Valentina Vezzali, la ragazza dell’urlo che conquista. Sempre lei, la dama dei fioretti che torna nel suo mondo. A Lipsia, ex Germania est, abolito il grigiore: c’è un sole che in Italia ci siamo dimenticati. La Sport Arena, il palazzo dove oggi partiranno i mondiali di scherma, dicono sia una meraviglia. Ideale per ricominciare. A 31 anni la vita è ancora lunga. «Almeno fino a Pechino 2008: non sono sazia», insiste la nostra. Dove eravamo rimasti? Al titolo olimpico di Atene ed a quello mondiale di L’Avana 2003. Di mezzo un figlio nato in giugno, eppoi una corsa contro il tempo e le nuove regole del fioretto. Vita dura. «Sono partita da 65 kg ed ora ne peso 53-54. Sono andata in pedana anche a Ferragosto. Pietro è nato il 9 giugno ed io ho ricominciato il 27. Avevo un sorriso stampato, ero la persona più felice del mondo.

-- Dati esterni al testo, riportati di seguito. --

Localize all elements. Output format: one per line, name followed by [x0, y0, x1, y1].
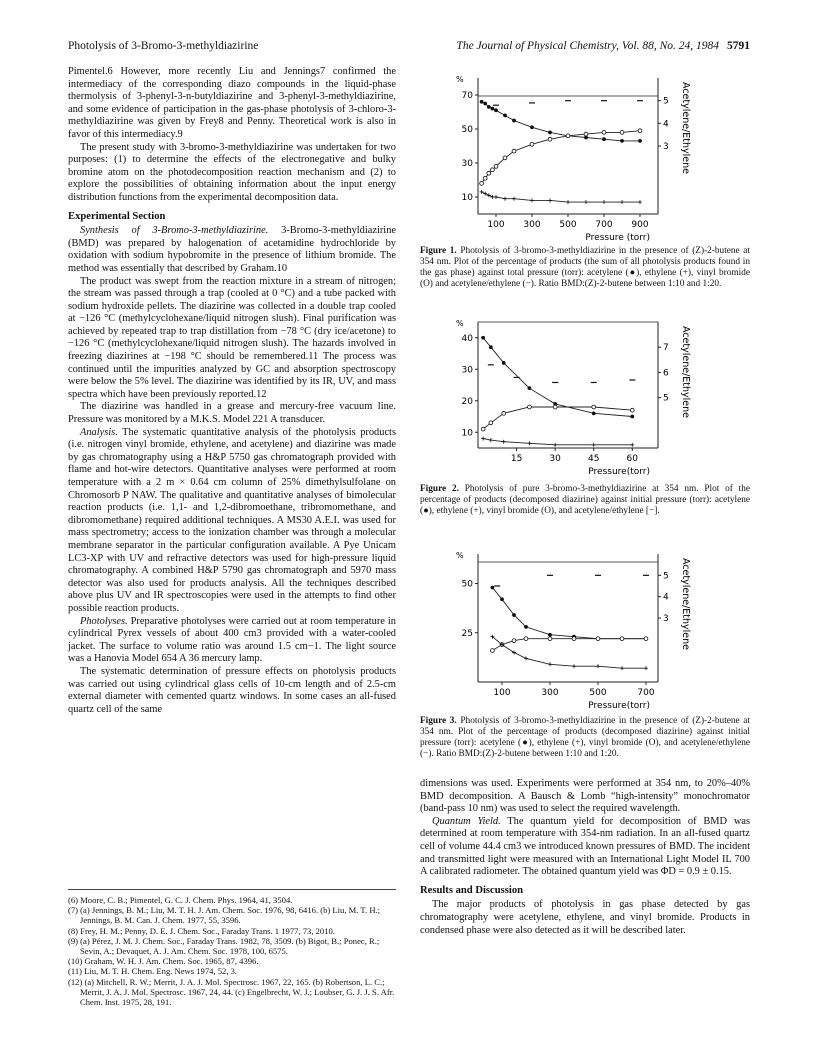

Anche se, quando ho ripreso a tirare, non ci capivo più niente. Sono state lacrime e pianti, quanta acqua ho versato. Quando non entravano le stoccate, quando buttavo a terra il fioretto e dicevo non tiro più, pensavo a Pietro. E mi tornava la forza».
Ecco qui la nuova Vezzali, che racconta il suo cuore di mamma, tra dubbi e vanità. Si ferma e chiede: «Le altre, come sono andate dopo il parto? Perché la May ha faticato tanto? La Idem si è ripresa subito». Sono flash che poi cancella. Ora ha altri problemi. «Non avrò con me il maestro Tomassini, il mio elettricista, quello che mi resetta quando qualcosa non funziona. Devo trovare lucidità, motivazioni, sarà una prova, sola contro tutti, contro queste nuove regole: sono cambiati apparecchio, tempo d’esecuzione e misura. Forse una scherma più vicina alla mia, ma anch’io mi devo riabituare». Montagne da scalare, sentieri da interpretare. Ma quel figlio ha già fatto il miracolo. Valentina punta gli occhi dritti al cuore delle certezze: «Cosa volete che sia un mondiale, dopo aver provato il parto? Non credevo di soffrire così tanto. Se passi il parto, passi tutto. Ho nove mesi di assenza, 20 anni di scherma alle spalle. Se cadrò, saprò rialzarmi. Questo è esser campione».
Oggi, in pedana, vedrà solo le avversarie, come un tempo. Ma ormai è difficile pensare sconnessi da Pietro. «Con lui mi sento più forte. Un bambino è gioia, non un handicap per un atleta. Ti fa venire più voglia. Questo è un messaggio per tutte le mamme. Con lui cancello l’aggressività. L’ho fatto io, lo mangerei di baci!». Certo c’è mamma e mamma. Valentina Vezzali è una che sente la scherma nella pelle. Dice per spiegarsi: «Provo emozioni che mi piacerebbe trasmettere». Forse ci riuscirà ancora. Forse Pietro un giorno capirà. E forse Valentina arriverà alla cima della sua montagna.

«Quella dove lasciare il segno del mio passaggio. Quella dove ci sono Schumacher e Valentino Rossi, Mark Spitz e la Comaneci. Tutti sanno chi sono, nessuno li dimentica». E allora forza, in pedana per non farsi dimenticare.